Personal information
- Born: March 10, 2004 (age 22)
- Listed height: 5 ft 10 in (1.78 m)
- Listed weight: 184 lb (83 kg)

Career information
- High school: Calera (Calera, Alabama)
- College: Alabama (2022–2024) Baylor (2025)
- NFL draft: 2026: undrafted

Career history
- Carolina Panthers (2026)*; New England Patriots (2026)*; New York Giants (2026)*;
- * Offseason or practice squad member only
- Stats at Pro Football Reference

= Kobe Prentice =

American football player (born 2004)

Kobe Prentice (born March 10, 2004) is an American professional football wide receiver.

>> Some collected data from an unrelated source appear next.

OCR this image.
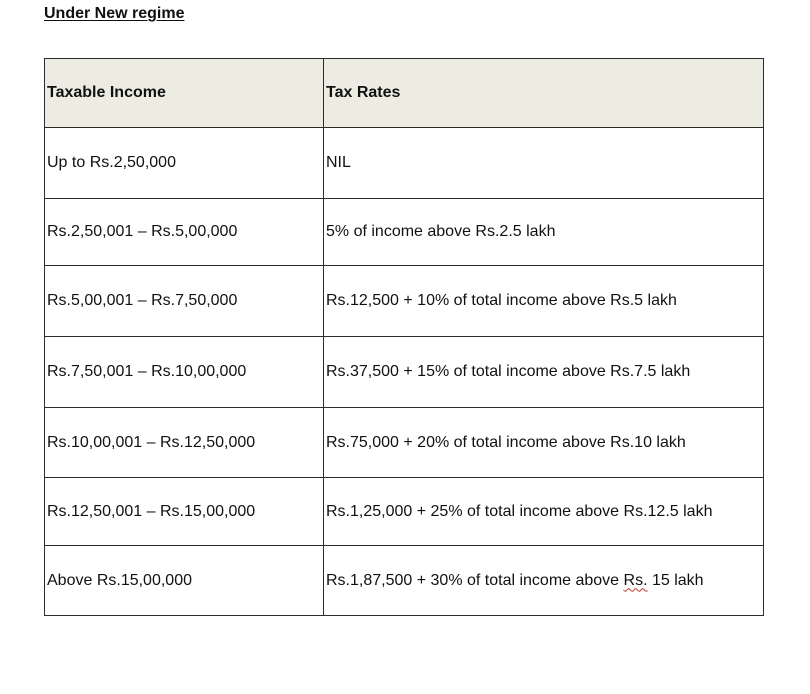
Under New regime
Taxable Income	Tax Rates
Up to Rs.2,50,000	NIL
Rs.2,50,001 – Rs.5,00,000	5% of income above Rs.2.5 lakh
Rs.5,00,001 – Rs.7,50,000	Rs.12,500 + 10% of total income above Rs.5 lakh
Rs.7,50,001 – Rs.10,00,000	Rs.37,500 + 15% of total income above Rs.7.5 lakh
Rs.10,00,001 – Rs.12,50,000	Rs.75,000 + 20% of total income above Rs.10 lakh
Rs.12,50,001 – Rs.15,00,000	Rs.1,25,000 + 25% of total income above Rs.12.5 lakh
Above Rs.15,00,000	Rs.1,87,500 + 30% of total income above Rs. 15 lakh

He played college football for the Alabama Crimson Tide and Baylor Bears and he was signed as an undrafted free agent by the Carolina Panthers in 2026.

==Early life==
Prentice attended Calera High School in Calera, Alabama. As a senior, he had 1,229 receiving yards and 19 touchdowns. He originally committed to the University of Maryland, College Park to play college football, but changed to the University of Alabama.

==College career==
Prentice was named a starter his true freshman year at Alabama in 2022. In his first career game, he had five receptions for 60 yards.
===College statistics===

| Year | Team | Receiving |  |  |  |  | Rushing |  |  |
| GP | Rec | Yds | Avg | TD | Att | Yds | TD |
| 2022 | Alabama | 10 | 31 | 337 | 10.9 | 2 | 0 | 0 | 0 |
| 2023 | Alabama | 8 | 18 | 314 | 17.4 | 2 | 0 | 0 | 0 |
| 2024 | Alabama | 4 | 7 | 92 | 13.1 | 1 | 0 | 0 | 0 |
| Career |  | 18 | 49 | 651 | 13.3 | 4 | 0 | 0 | 0 |

==Professional career==

Pre-draft measurables
| Height | Weight | Arm length | Hand span | Wingspan | 40-yard dash | 10-yard split | 20-yard split | 20-yard shuttle | Three-cone drill | Vertical jump | Broad jump | Bench press |
| 5 ft 9+5⁄8 in (1.77 m) | 184 lb (83 kg) | 30+1⁄8 in (0.77 m) | 9+1⁄8 in (0.23 m) | 6 ft 1+5⁄8 in (1.87 m) | 4.39 s | 1.58 s | 2.51 s | 4.50 s | 7.16 s | 36.0 in (0.91 m) | 10 ft 3 in (3.12 m) | 12 reps |
All values from Pro Day

===Carolina Panthers===
Prentice was signed as an undrafted free agent by the Carolina Panthers after the conclusion of the 2026 NFL draft. He was waived on July 24.

===New England Patriots===
On July 25, 2026, Prentice was claimed off waivers by the New England Patriots. On August 24, Prentice was waived.

===New York Giants===
On August 26, 2026, Prentice was claimed off waivers by the New York Giants, but was waived three days later.